= Yang Stamp Catalogue =

Yang's catalogue is one of the three stamp catalogues published by Yang's Philatelic Trading Co. Hong Kong:
Yang's Postage Stamps and Postal History Catalogue of Hong Kong Ming Yang, Tak Yang (25th ed 2018)
Yang's Postage Stamp Catalogue of The People's Republic of China (Liberated Area) Nai-Chiang Yang, 1998, 7th edition
Yang's Postage Stamp Catalogue of the People's Republic of China Part II Nai-Chiang Yang (15th ed 2009)
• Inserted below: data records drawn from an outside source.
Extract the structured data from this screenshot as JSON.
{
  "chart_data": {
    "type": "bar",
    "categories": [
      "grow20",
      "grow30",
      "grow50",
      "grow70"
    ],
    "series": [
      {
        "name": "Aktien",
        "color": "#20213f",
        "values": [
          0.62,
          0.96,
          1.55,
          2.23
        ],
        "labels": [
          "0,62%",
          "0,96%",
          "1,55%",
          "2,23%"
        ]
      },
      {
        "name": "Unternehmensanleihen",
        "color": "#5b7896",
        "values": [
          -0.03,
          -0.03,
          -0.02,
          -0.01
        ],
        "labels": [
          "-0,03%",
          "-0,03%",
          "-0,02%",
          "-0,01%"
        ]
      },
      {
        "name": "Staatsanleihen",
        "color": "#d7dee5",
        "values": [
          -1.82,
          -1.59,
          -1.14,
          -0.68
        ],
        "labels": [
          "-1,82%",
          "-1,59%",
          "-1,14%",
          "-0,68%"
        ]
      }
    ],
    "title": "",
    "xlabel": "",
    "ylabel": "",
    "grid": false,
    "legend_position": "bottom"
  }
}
To correlate Wang catalog numbers and Scott catalogue numbers for Hong Kong consult Hong Kong Scott-Yang Catalog Correlation by Ralph Weil with Michael Rogers. 2006, second edition. To correlate Wang catalog numbers and Scott catalog numbers for the People's Republic of China consult Scott-Yang/Yang-Scott Catalog Correlation of the People's Republic of China (Liberated and Unified Areas) edited by Ralph Weil with Michael Rogers. 2006, Softbound, second edition. To correlate Wang catalog numbers and Scott catalog numbers for the Macau consult Macau Scott-Yang/Yang-Scott Catalog Correlation by Ralph Weil with Michael Rogers. 2006, second edition.

Although the Liberated Area (Communist local issues from 1930-1950) catalogue is now quite old, it is still considered the best existing catalogue of this specialised area.